Over time, Congress grew antsy over its inferior role and started using its budgetary powers to encourage or limit the Executive Branch toward desired outcomes. However, Congress has a minority of members who take foreign policy seriously and a large majority who pay it no mind whatsoever.

Most of the time - today is not a normal time - the experts in Congress work with the experts in the Executive branch. They use their seniority and powers of suasion to herd the narrow-minded into getting foreign aid bills passed. And the other bills that go past our borders, like trade agreements and immigration. Only a fraction of bills ever reach the point of public awareness, let alone pressure to push policy in a certain direction. In short, public opinion polls are mostly meaningless most of the time. Congress should not and will not pay much attention to them.

These, as I said above, are not normal times. Actions on foreign policymaking are now inevitably tied to domestic politics. A few blithering idiots with no concept whatsoever of meaningful policies can shout at a public whose knowledge is equally dim and goad them into hatred of anybody approaching delicate situations with common sense and without brandishing large sticks.

Let’s hope that Congress continues to consider polling with as much regard as they do Punxsutawney Phil. Foreign policy is yet another area in which experts are as important as they are for pandemics.

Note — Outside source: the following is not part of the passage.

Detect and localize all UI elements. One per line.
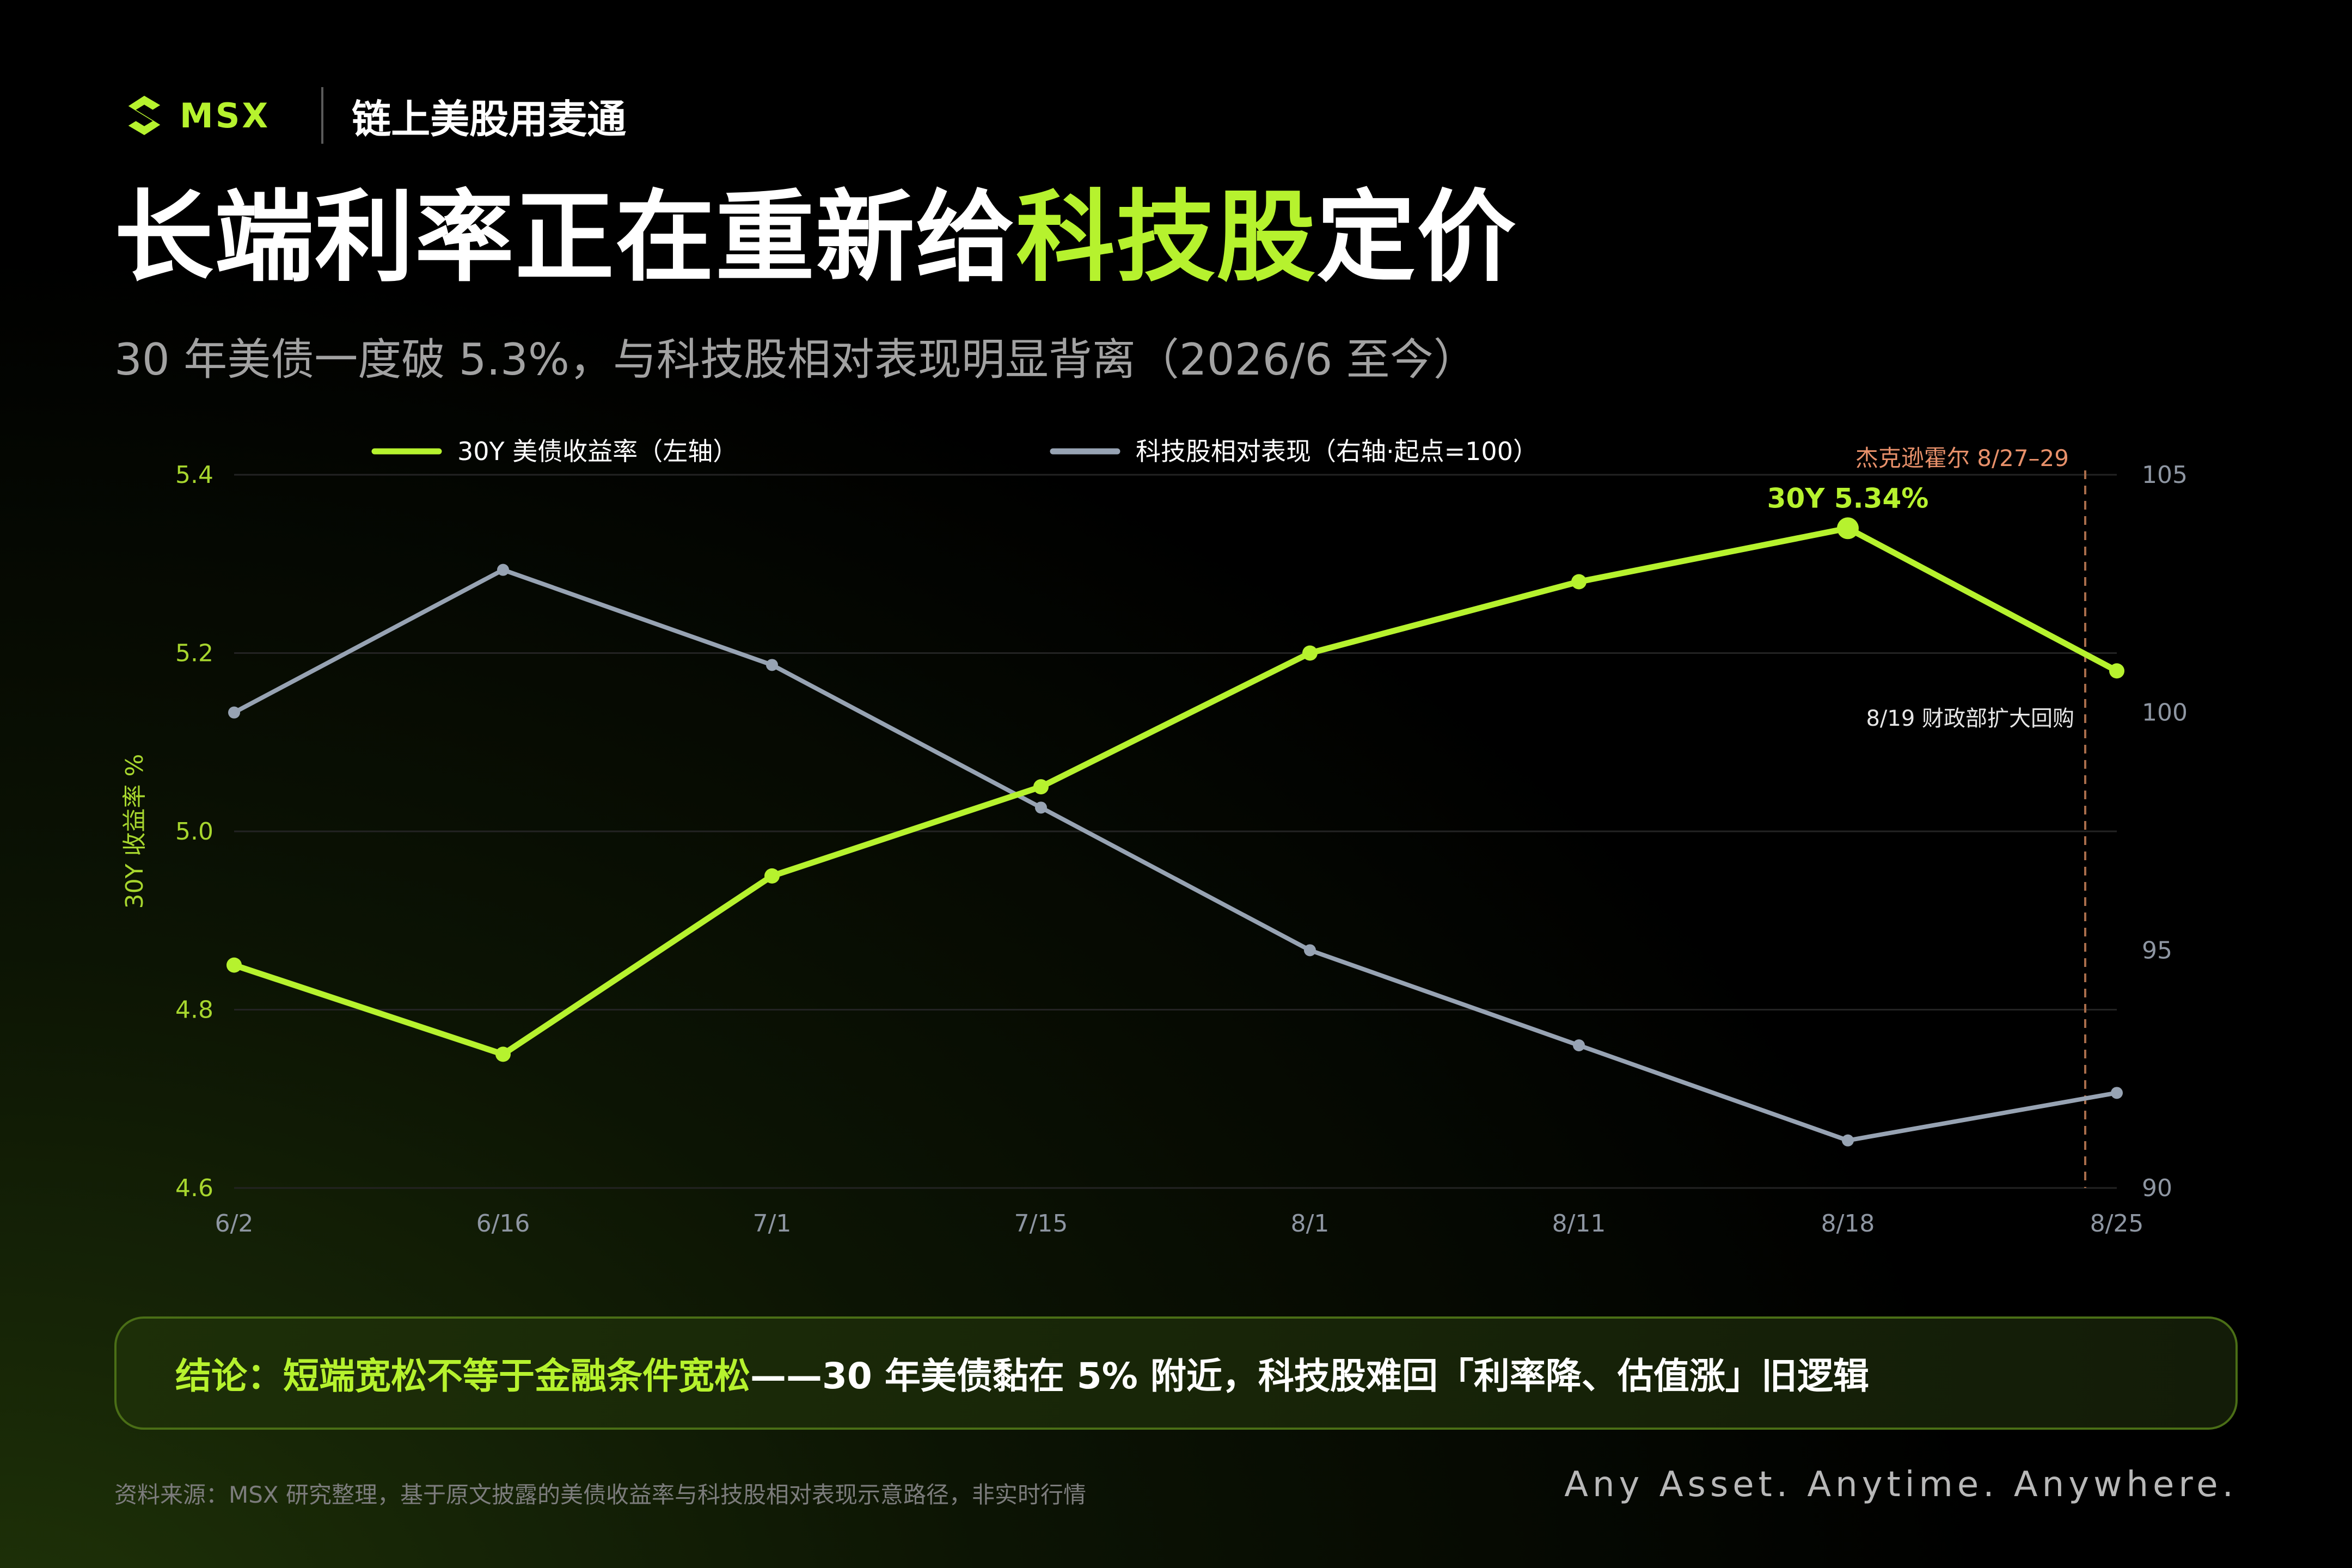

Your reply makes me realize how insignificant opinion polls are in the American decision-making process, and maybe that’s the reality…Thank you for your time and effort.

There was a recent article, came through my feed and I don’t remember the author-but it sounded reasonable, about the state department’s INR (their intelligence service ). I remember that the article commented that among other unique functions the INR was the only intellligence service that conducted public opinion polls in foreign countries. So there is some polling done.

Fun factoid-the INR challenge coin given to employees to did something especially noteworthy-like being correct- has a small raised 1 as part of its design. A footnote symbol. It is an in-group joke. The INR is known in the intelligence community as a footnote organization. That is a compliment that they are very proud of. It means that they have a contray assessment from the group think of the other authors of the report and their opinion is relegated to a footnote. Savvy readers are known to always check these footnotes looking for INR opinions as they are more likely to be correct than the big guys in intelligence. Examples range from INR assessing that Vietnam was unwinable in 1963 to Iraq didn’t have a nuclear weapons program to Ukraine would stop the Russians early in the invasion and push them out of west Ukraine. These contrary opinions were all relegated to footnotes in the intelligence assessments of the time. Of course we don’t know about all the footnotes that turned out to be wrong, but that is the nature of classified reports. there is little to no way to know what the track record is.